Should it be possible to have a ClientGrant without an AuthUser.info?

[billoneil]

https://github.com/nulab/scala-oauth2-provider/blob/master/scala-oauth2-core/src/main/scala/scalaoauth2/provider/GrantHandler.scala#L96

It seems like you are required to have a User with the ClientCredentials grant handler. If a 3rd party api is using your api via Client Credentials the user should the user still be required?

[tsuyoshizawa]

If a 3rd party api is using your api via Client Credentials the user should the user still be required?

Yes. We need to know who is authenticated via Client Credentials.

[billoneil]

My understanding of Client Credentials is that it can be used as an API to API (Machine to Machine) authentication method. This allows the client to hit any endpoints with the given scopes for that client whether or not the API is acting on behalf of a user. The client can additionally have a user in scope for increased permissions.

Gong from this.
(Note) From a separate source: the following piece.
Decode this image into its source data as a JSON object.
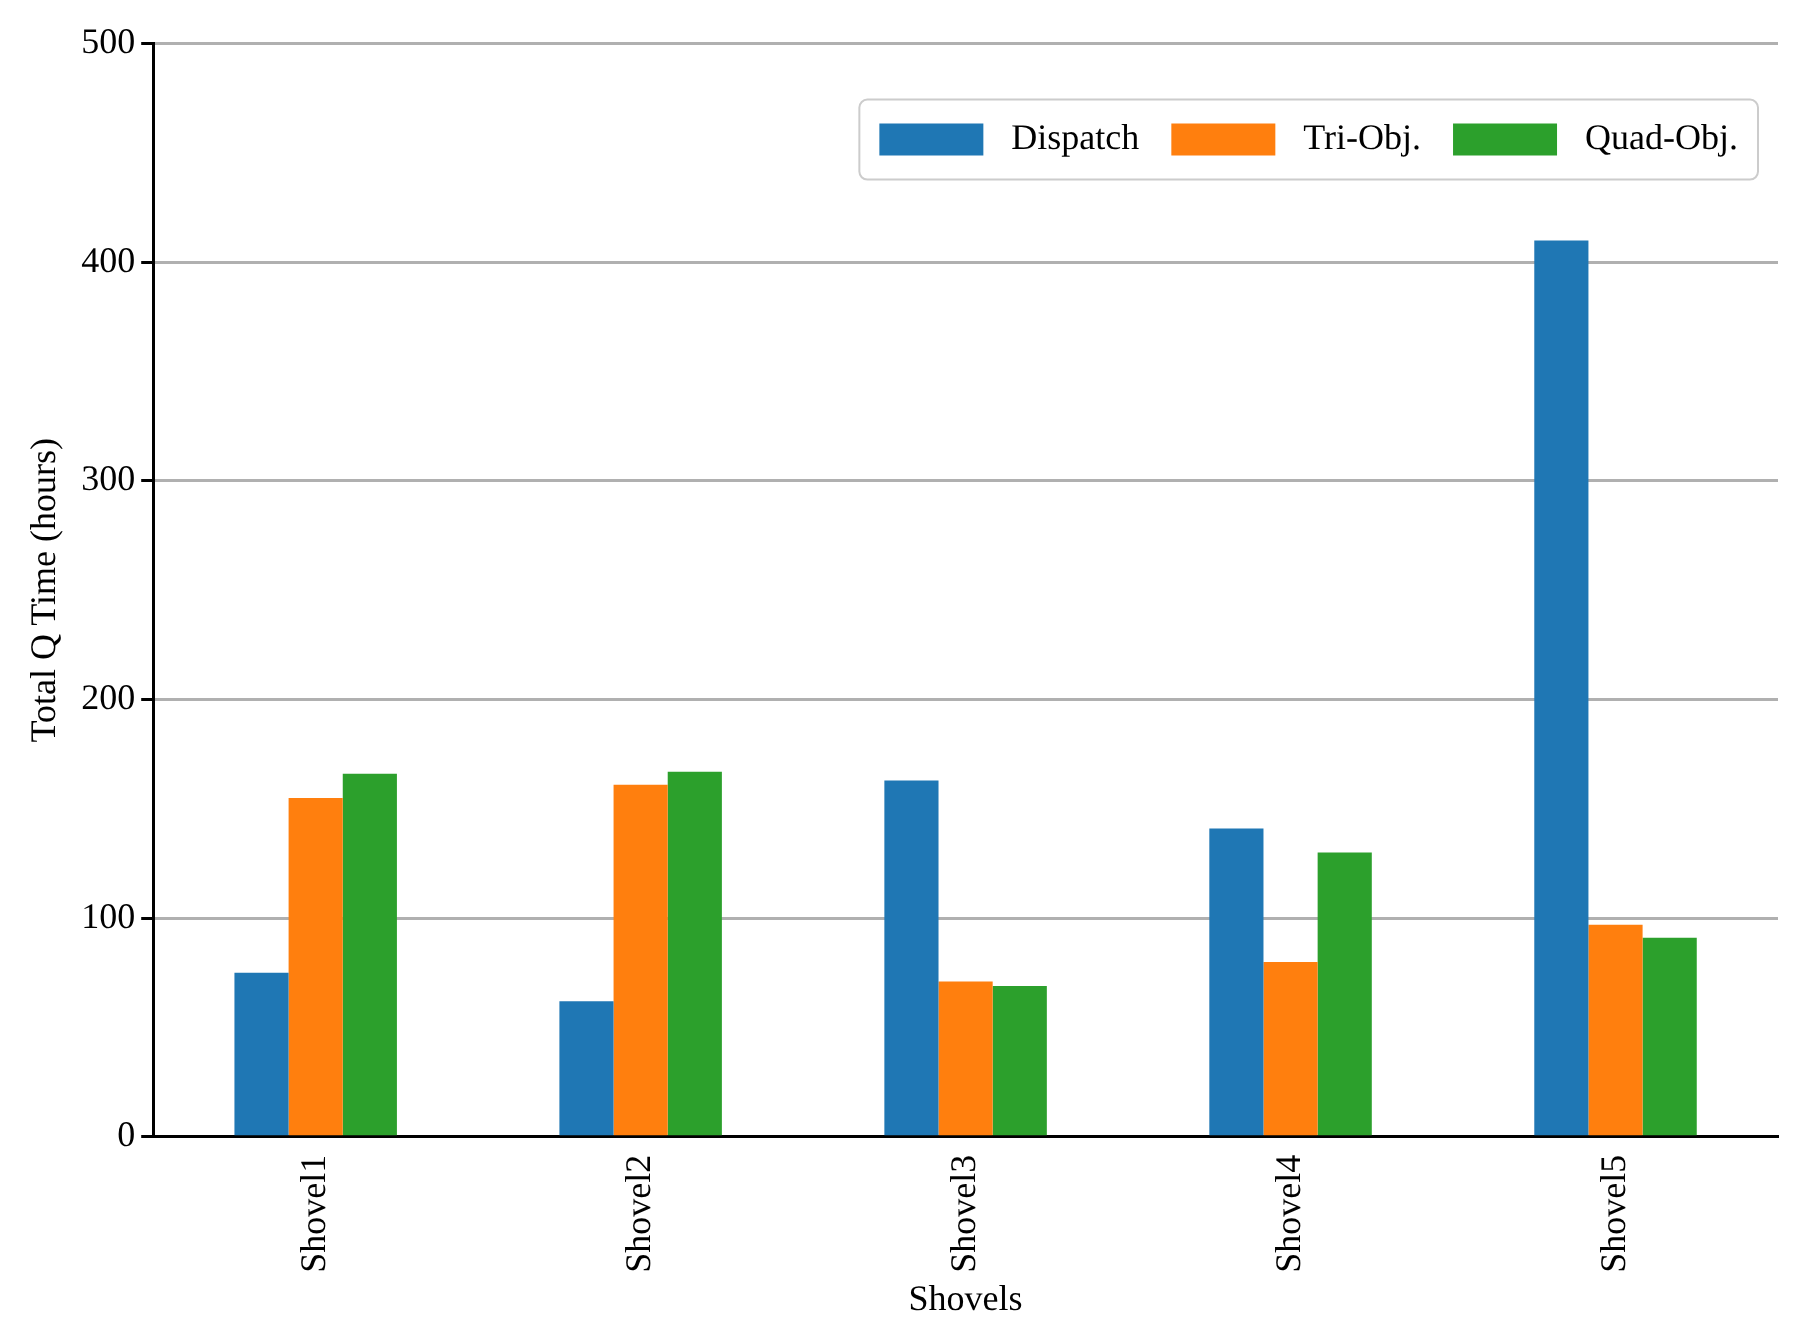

If there were a cron job running that just needed some basic access to an API there would be no "user" in scope just a client id / secret. https://oauth2.thephpleague.com/authorization-server/client-credentials-grant/

I was able to work around this by making my user object something like case class User(id: Option[Long]) and always return it one way or another but this seems incorrect to me.

[tsuyoshizawa]

Thanks for your explanation. I understand the case.

You might create an another DataHandler by separating normal user and API and API user.

sealed trait User
case class NormalUser(id: Long) extends User
case class ApiUser() extends User

Then you can use DataHandler[NormalUser] and DataHandler[ApiUser]. Current API interface requires many methods, so this solution might be troublesome.

Or, how do you create an account in your service for accessing API? API to API resource will be protected by client credentials with special scope value. User model will be able to case class User(id: Long).